A Samurai bond is a bond sold in Japan by an outside source. It is denominated in Japanese currency, the yen, and governed by Japanese law. Samurai bonds have becoming increasingly popular over the last 50 years.
One purpose of a Samurai bond is the accumulation of capital from investors in Japan. Japanese capital appears to be very attractive to corporations and governments worldwide, especially during a period of economic instability. Recent issuers of Samurai bonds include the Royal Bank of Canada, the Republic of Indonesia, and the Philippines.
The recent bond issue by the Philippines provides a useful example of the concept. The Philippine government is in debt, partly because attempts to issue bonds in its own pesos are failing. Samurai bonds are valuable for the Philippines because they increase available capital and financial security; they are attractive to Japanese investors because they pay higher dividends than local bonds.
A Samurai bond can also be used to decrease risks associated with exchange rates in foreign currency.

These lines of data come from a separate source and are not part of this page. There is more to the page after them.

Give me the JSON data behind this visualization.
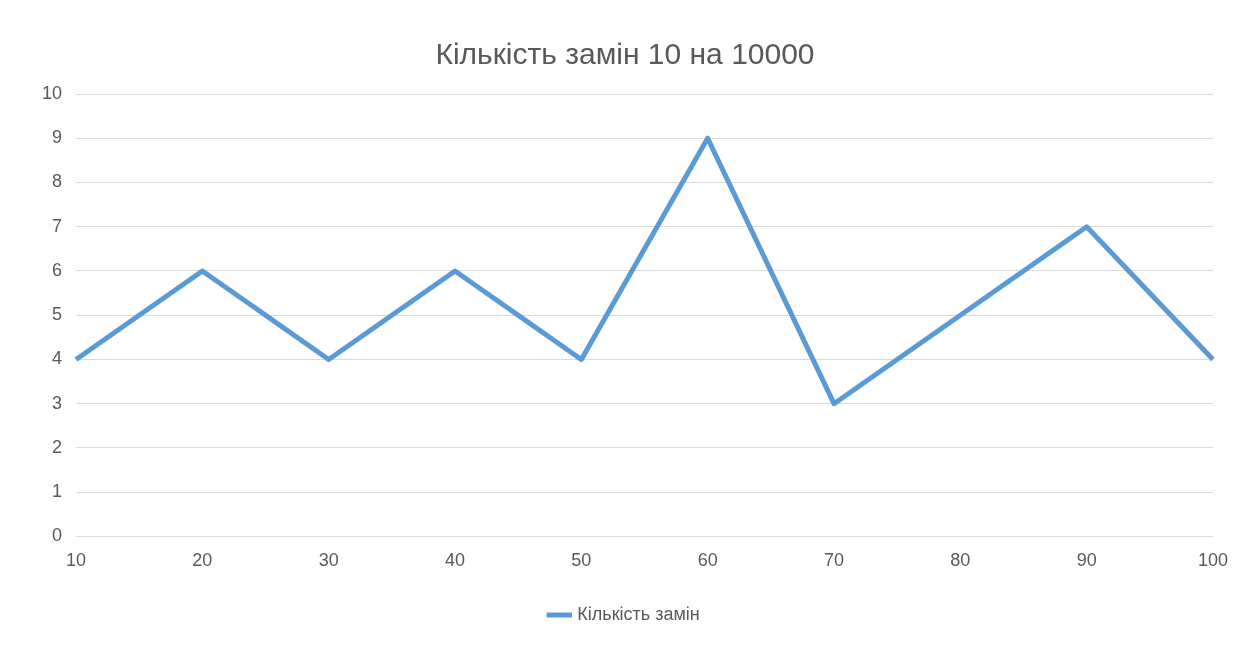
{
  "chart_data": {
    "type": "line",
    "title": "Кількість замін 10 на 10000",
    "categories": [
      "10",
      "20",
      "30",
      "40",
      "50",
      "60",
      "70",
      "80",
      "90",
      "100"
    ],
    "series": [
      {
        "name": "Кількість замін",
        "color": "#5b9bd5",
        "values": [
          4,
          6,
          4,
          6,
          4,
          9,
          3,
          5,
          7,
          4
        ]
      }
    ],
    "ylim": [
      0,
      10
    ],
    "yticks": [
      0,
      1,
      2,
      3,
      4,
      5,
      6,
      7,
      8,
      9,
      10
    ],
    "grid": "y",
    "legend": "bottom"
  }
}
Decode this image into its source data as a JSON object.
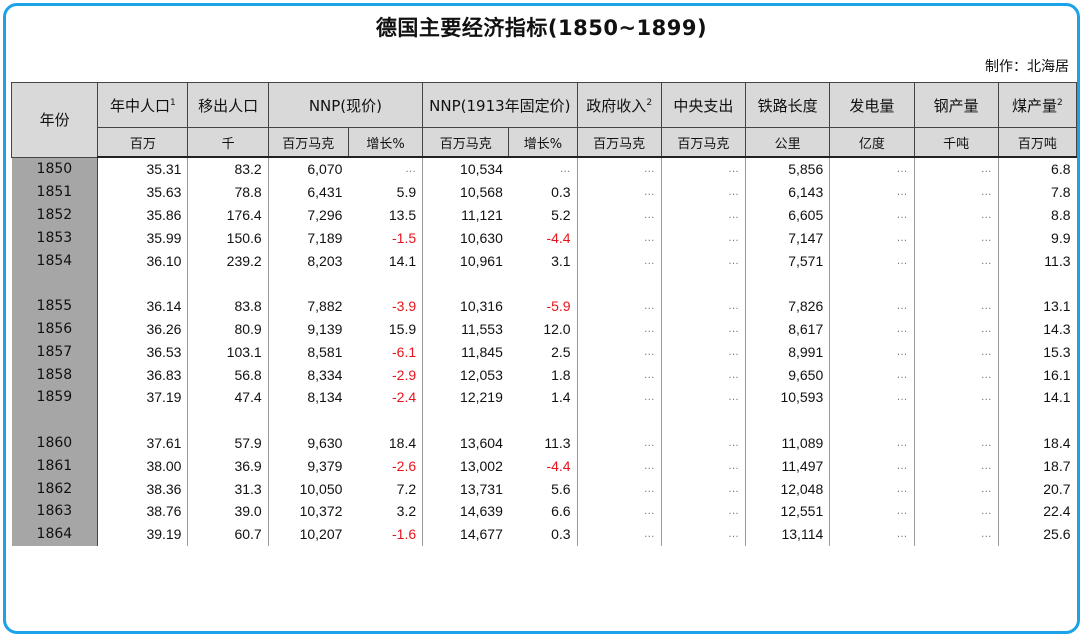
{
  "title": "德国主要经济指标(1850~1899)",
  "credit": "制作：北海居",
  "header": {
    "year": "年份",
    "pop": "年中人口",
    "pop_sup": "1",
    "emigration": "移出人口",
    "nnp_current": "NNP(现价)",
    "nnp_const": "NNP(1913年固定价)",
    "gov_rev": "政府收入",
    "gov_rev_sup": "2",
    "central_exp": "中央支出",
    "rail": "铁路长度",
    "power": "发电量",
    "steel": "钢产量",
    "coal": "煤产量",
    "coal_sup": "2"
  },
  "units": [
    "百万",
    "千",
    "百万马克",
    "增长%",
    "百万马克",
    "增长%",
    "百万马克",
    "百万马克",
    "公里",
    "亿度",
    "千吨",
    "百万吨"
  ],
  "accent_colors": {
    "border": "#1aa3e8",
    "negative": "#e8141c",
    "header_bg": "#d9d9d9",
    "year_bg": "#a6a6a6"
  },
  "rows": [
    {
      "year": "1850",
      "pop": "35.31",
      "emig": "83.2",
      "n_cur": "6,070",
      "g_cur": "…",
      "n_con": "10,534",
      "g_con": "…",
      "gov": "…",
      "cen": "…",
      "rail": "5,856",
      "elec": "…",
      "steel": "…",
      "coal": "6.8"
    },
    {
      "year": "1851",
      "pop": "35.63",
      "emig": "78.8",
      "n_cur": "6,431",
      "g_cur": "5.9",
      "n_con": "10,568",
      "g_con": "0.3",
      "gov": "…",
      "cen": "…",
      "rail": "6,143",
      "elec": "…",
      "steel": "…",
      "coal": "7.8"
    },
    {
      "year": "1852",
      "pop": "35.86",
      "emig": "176.4",
      "n_cur": "7,296",
      "g_cur": "13.5",
      "n_con": "11,121",
      "g_con": "5.2",
      "gov": "…",
      "cen": "…",
      "rail": "6,605",
      "elec": "…",
      "steel": "…",
      "coal": "8.8"
    },
    {
      "year": "1853",
      "pop": "35.99",
      "emig": "150.6",
      "n_cur": "7,189",
      "g_cur": "-1.5",
      "n_con": "10,630",
      "g_con": "-4.4",
      "gov": "…",
      "cen": "…",
      "rail": "7,147",
      "elec": "…",
      "steel": "…",
      "coal": "9.9"
    },
    {
      "year": "1854",
      "pop": "36.10",
      "emig": "239.2",
      "n_cur": "8,203",
      "g_cur": "14.1",
      "n_con": "10,961",
      "g_con": "3.1",
      "gov": "…",
      "cen": "…",
      "rail": "7,571",
      "elec": "…",
      "steel": "…",
      "coal": "11.3"
    },
    {
      "year": "1855",
      "pop": "36.14",
      "emig": "83.8",
      "n_cur": "7,882",
      "g_cur": "-3.9",
      "n_con": "10,316",
      "g_con": "-5.9",
      "gov": "…",
      "cen": "…",
      "rail": "7,826",
      "elec": "…",
      "steel": "…",
      "coal": "13.1"
    },
    {
      "year": "1856",
      "pop": "36.26",
      "emig": "80.9",
      "n_cur": "9,139",
      "g_cur": "15.9",
      "n_con": "11,553",
      "g_con": "12.0",
      "gov": "…",
      "cen": "…",
      "rail": "8,617",
      "elec": "…",
      "steel": "…",
      "coal": "14.3"
    },
    {
      "year": "1857",
      "pop": "36.53",
      "emig": "103.1",
      "n_cur": "8,581",
      "g_cur": "-6.1",
      "n_con": "11,845",
      "g_con": "2.5",
      "gov": "…",
      "cen": "…",
      "rail": "8,991",
      "elec": "…",
      "steel": "…",
      "coal": "15.3"
    },
    {
      "year": "1858",
      "pop": "36.83",
      "emig": "56.8",
      "n_cur": "8,334",
      "g_cur": "-2.9",
      "n_con": "12,053",
      "g_con": "1.8",
      "gov": "…",
      "cen": "…",
      "rail": "9,650",
      "elec": "…",
      "steel": "…",
      "coal": "16.1"
    },
    {
      "year": "1859",
      "pop": "37.19",
      "emig": "47.4",
      "n_cur": "8,134",
      "g_cur": "-2.4",
      "n_con": "12,219",
      "g_con": "1.4",
      "gov": "…",
      "cen": "…",
      "rail": "10,593",
      "elec": "…",
      "steel": "…",
      "coal": "14.1"
    },
    {
      "year": "1860",
      "pop": "37.61",
      "emig": "57.9",
      "n_cur": "9,630",
      "g_cur": "18.4",
      "n_con": "13,604",
      "g_con": "11.3",
      "gov": "…",
      "cen": "…",
      "rail": "11,089",
      "elec": "…",
      "steel": "…",
      "coal": "18.4"
    },
    {
      "year": "1861",
      "pop": "38.00",
      "emig": "36.9",
      "n_cur": "9,379",
      "g_cur": "-2.6",
      "n_con": "13,002",
      "g_con": "-4.4",
      "gov": "…",
      "cen": "…",
      "rail": "11,497",
      "elec": "…",
      "steel": "…",
      "coal": "18.7"
    },
    {
      "year": "1862",
      "pop": "38.36",
      "emig": "31.3",
      "n_cur": "10,050",
      "g_cur": "7.2",
      "n_con": "13,731",
      "g_con": "5.6",
      "gov": "…",
      "cen": "…",
      "rail": "12,048",
      "elec": "…",
      "steel": "…",
      "coal": "20.7"
    },
    {
      "year": "1863",
      "pop": "38.76",
      "emig": "39.0",
      "n_cur": "10,372",
      "g_cur": "3.2",
      "n_con": "14,639",
      "g_con": "6.6",
      "gov": "…",
      "cen": "…",
      "rail": "12,551",
      "elec": "…",
      "steel": "…",
      "coal": "22.4"
    },
    {
      "year": "1864",
      "pop": "39.19",
      "emig": "60.7",
      "n_cur": "10,207",
      "g_cur": "-1.6",
      "n_con": "14,677",
      "g_con": "0.3",
      "gov": "…",
      "cen": "…",
      "rail": "13,114",
      "elec": "…",
      "steel": "…",
      "coal": "25.6"
    }
  ]
}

If a company has Japanese operations that it needs to finance with yen, it may wish to acquire the yen directly in Japan rather than relying on continual exchange from dollars or some other currency. Even a company with no direct need for yen might issue a Samurai bond to take advantage of a favorable exchange rate.
The Japanese government has created an institution called the Market Access Support Facility (MASF) to help Asian governments with poor credit ratings to issue Samurai bonds. The MASF guarantees Samurai bonds issued by these countries up to 500 billion yen. It is hoped that these guarantees will encourage investment and help the Asian economy at large.
A Shogun bond, sometimes called a geisha bond, is similar to a Samurai bond, but not denominated in yen. This type of bond is more rare than a Samurai bond. Another variety is a bond that is denominated in yen but issued outside of Japan. These Euroyen bonds are found most commonly in London. This type of bond is subject to fewer regulations than bonds issued in Japan. Uridashi bonds, like Shogun bonds, are denominated in foreign currency. These are sold to smaller investors in Japan. They are attractive because they typically provide higher interest rates than Japanese government bonds.
Parallels to the Samurai bond can be found throughout the world's markets. Foreign companies can get Yankee bonds in the United States, Bulldog bonds in London, Kangaroo bonds in Australia, and Matrioshka bonds in Russia.